Curiosamente, um estudo publicado pela The Royal Economic Society revelou que currículos com fotografias de mulheres consideradas mais atraentes resultaram em 25% menos convites para entrevistas de emprego. Já os homens com o mesmo perfil receberam 20% mais encaminhamentos para entrevistas. Os pesquisadores atribuem este dado ao fato de que as equipes de recursos humanos são compostas por uma parcela de, em geral 96% de mulheres, na faixa entre 20 e 30 anos, sendo 70% delas solteiras.

Talvez o estudo mais aprofundado sobre o tema seja o da socióloga Catherine Hakim, professora da London School of Economics. Em seu livro, “Capital Erótico - Pessoas Atraentes São Mais Bem Sucedidas - a Ciência Garante”, ela afirma que o conjunto de características pessoais que vão além da beleza propriamente dita, como charme, carisma, boa aparência, confiança e alta capacidade de comunicação seriam ativos importantes, chamando o conjunto dessas características de “Capital Erótico”, sendo tão ou mais importante que os outros “capitais”, que seriam:

1. O capital financeiro: o quanto você tem;
2. O capital humano: o quanto você sabe;
3. O capital social: quem você conhece.

Segundo Hakim “Beleza e charme são commodities valiosas, que têm oferta escassa em qualquer sociedade” e seria mensurável, nos seus estudos apontam que mulheres atraentes recebem 30% a mais e homens 20%. Para a autora seriam tão ou mais importante ser comunicativo, bonito e bem vestido do que rechear o currículo com cursos, línguas, MBAs, estágios no exterior, ter uma rede longa de contatos, etc. E que seria muito importante para ter maior e mais rápido sucesso profissional produzir melhorias estéticas seja com maquiagem, ortodontia ou mesmo cirurgicamente. Quanto maior o Capital Erótico, mais bem sucedida a pessoa será.

Falta de zelo com a aparência, desleixo e falta de higiene são, com certeza, elementos desabonadores e podem influir negativamente em como os outros enxergam a ti.
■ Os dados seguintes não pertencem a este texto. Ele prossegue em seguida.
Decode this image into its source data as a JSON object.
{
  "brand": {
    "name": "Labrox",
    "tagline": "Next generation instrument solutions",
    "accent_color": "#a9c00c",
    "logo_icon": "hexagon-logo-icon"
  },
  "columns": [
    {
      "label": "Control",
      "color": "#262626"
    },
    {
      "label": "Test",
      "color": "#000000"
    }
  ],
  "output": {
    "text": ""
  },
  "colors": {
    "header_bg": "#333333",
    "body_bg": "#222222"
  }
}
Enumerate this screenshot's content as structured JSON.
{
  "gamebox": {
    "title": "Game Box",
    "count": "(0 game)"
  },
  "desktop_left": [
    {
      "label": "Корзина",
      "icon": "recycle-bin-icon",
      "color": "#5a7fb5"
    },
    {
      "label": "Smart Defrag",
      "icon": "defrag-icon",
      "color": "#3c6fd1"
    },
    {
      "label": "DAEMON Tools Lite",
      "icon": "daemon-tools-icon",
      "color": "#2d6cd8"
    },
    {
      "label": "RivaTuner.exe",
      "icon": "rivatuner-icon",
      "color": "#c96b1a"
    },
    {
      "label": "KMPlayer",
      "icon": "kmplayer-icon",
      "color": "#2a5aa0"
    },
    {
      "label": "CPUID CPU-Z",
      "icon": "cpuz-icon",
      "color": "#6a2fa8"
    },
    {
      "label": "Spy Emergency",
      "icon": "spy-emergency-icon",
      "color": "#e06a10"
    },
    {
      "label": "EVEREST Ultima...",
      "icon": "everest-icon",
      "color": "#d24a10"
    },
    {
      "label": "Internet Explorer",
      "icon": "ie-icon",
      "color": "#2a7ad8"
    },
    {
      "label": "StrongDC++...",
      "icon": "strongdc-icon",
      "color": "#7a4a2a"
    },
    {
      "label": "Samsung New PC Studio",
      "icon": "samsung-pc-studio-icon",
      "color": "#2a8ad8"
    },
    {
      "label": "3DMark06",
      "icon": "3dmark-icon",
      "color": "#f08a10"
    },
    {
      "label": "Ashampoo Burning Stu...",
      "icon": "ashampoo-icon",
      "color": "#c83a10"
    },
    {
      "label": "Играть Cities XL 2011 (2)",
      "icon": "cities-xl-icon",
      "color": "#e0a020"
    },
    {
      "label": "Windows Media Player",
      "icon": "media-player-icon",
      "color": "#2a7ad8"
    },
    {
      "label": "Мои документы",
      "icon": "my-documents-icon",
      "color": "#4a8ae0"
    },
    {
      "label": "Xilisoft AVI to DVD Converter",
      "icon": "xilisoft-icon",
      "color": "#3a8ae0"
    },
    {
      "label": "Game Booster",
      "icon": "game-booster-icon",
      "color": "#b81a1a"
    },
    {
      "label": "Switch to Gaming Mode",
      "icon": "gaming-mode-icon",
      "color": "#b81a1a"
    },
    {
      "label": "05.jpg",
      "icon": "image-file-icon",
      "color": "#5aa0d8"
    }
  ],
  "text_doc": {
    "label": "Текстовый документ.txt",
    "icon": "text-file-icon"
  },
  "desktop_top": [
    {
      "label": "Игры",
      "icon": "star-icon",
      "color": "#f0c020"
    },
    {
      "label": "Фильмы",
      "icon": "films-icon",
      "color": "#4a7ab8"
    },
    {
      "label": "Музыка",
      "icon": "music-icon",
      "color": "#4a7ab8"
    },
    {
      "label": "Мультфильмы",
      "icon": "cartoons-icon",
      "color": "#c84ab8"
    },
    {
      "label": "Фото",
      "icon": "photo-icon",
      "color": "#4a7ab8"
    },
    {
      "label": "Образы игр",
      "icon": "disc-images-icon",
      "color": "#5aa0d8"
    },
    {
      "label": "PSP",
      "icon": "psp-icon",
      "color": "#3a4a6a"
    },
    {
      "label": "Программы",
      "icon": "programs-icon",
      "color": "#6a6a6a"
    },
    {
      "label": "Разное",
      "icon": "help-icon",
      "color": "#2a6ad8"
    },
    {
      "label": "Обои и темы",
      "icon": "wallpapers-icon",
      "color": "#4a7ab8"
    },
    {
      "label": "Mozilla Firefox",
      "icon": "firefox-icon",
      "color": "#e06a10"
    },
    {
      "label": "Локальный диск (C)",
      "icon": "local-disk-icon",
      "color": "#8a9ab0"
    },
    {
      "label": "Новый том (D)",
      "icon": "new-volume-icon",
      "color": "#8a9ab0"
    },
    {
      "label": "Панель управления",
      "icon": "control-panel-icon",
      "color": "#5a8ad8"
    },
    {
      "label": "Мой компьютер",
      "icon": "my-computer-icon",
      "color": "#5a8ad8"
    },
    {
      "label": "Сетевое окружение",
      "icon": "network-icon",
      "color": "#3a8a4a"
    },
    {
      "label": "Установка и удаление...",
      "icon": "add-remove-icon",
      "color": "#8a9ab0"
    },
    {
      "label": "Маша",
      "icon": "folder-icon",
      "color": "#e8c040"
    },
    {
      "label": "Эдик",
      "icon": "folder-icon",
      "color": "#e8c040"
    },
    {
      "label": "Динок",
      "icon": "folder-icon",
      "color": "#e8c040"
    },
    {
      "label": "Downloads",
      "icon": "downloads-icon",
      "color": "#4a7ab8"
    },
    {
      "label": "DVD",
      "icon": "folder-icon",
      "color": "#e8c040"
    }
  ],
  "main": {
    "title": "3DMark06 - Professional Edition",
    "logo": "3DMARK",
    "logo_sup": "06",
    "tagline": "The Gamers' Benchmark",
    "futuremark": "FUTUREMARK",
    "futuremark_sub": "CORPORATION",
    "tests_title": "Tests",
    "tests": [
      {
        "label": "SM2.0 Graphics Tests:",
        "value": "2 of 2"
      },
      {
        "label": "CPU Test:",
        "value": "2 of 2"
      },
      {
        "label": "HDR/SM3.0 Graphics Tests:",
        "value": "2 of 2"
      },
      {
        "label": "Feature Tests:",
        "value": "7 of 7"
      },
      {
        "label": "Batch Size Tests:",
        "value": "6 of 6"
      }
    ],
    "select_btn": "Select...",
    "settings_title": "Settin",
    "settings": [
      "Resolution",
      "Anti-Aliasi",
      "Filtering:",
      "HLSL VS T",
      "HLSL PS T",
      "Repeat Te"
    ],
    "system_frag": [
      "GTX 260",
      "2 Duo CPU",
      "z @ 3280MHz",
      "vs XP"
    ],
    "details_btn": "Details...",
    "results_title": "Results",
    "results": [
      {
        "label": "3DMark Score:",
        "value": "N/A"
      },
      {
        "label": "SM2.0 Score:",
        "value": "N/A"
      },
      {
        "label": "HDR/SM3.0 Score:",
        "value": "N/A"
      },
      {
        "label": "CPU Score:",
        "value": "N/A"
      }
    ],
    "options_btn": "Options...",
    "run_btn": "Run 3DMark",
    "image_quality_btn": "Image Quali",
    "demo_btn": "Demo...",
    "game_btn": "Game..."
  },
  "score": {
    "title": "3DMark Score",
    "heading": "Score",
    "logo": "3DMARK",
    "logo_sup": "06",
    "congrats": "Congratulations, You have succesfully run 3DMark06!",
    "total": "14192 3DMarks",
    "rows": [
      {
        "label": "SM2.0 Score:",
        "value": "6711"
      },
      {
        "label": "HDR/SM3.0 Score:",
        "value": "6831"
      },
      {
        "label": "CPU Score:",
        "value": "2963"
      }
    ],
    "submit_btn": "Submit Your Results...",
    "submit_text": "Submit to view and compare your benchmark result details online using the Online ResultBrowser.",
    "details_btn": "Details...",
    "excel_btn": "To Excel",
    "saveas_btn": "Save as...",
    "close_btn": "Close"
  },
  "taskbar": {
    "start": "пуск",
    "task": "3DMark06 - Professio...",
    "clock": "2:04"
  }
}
Por mais que não queiramos, a aparência física ainda é um grande balizador social e esses estudos sobre o mundo do trabalho só ampliam o leque da discussão.

Certa vez, em entrevista, Christine Lagarde, presidente do FMI, disse que chefiou o braço europeu de uma prestigiada banca americana de advocacia até entrar para a política em 2005. Em pouco mais de cinco anos, liderou três ministérios do governo francês, incluindo o das Finanças, tornando-se, em 2007, a primeira mulher a comandar uma pasta dessa importância em um país do G8. No topo da carreira, admite que sempre mantém a aparência impecável e “chega a perder horas de sono para manter a silhueta esguia, frequentemente exibida em tailleurs bem cortados”. Se alguém como ela sofre esse tipo de pressão, imagina quem está lutando por um cargo de trainnee?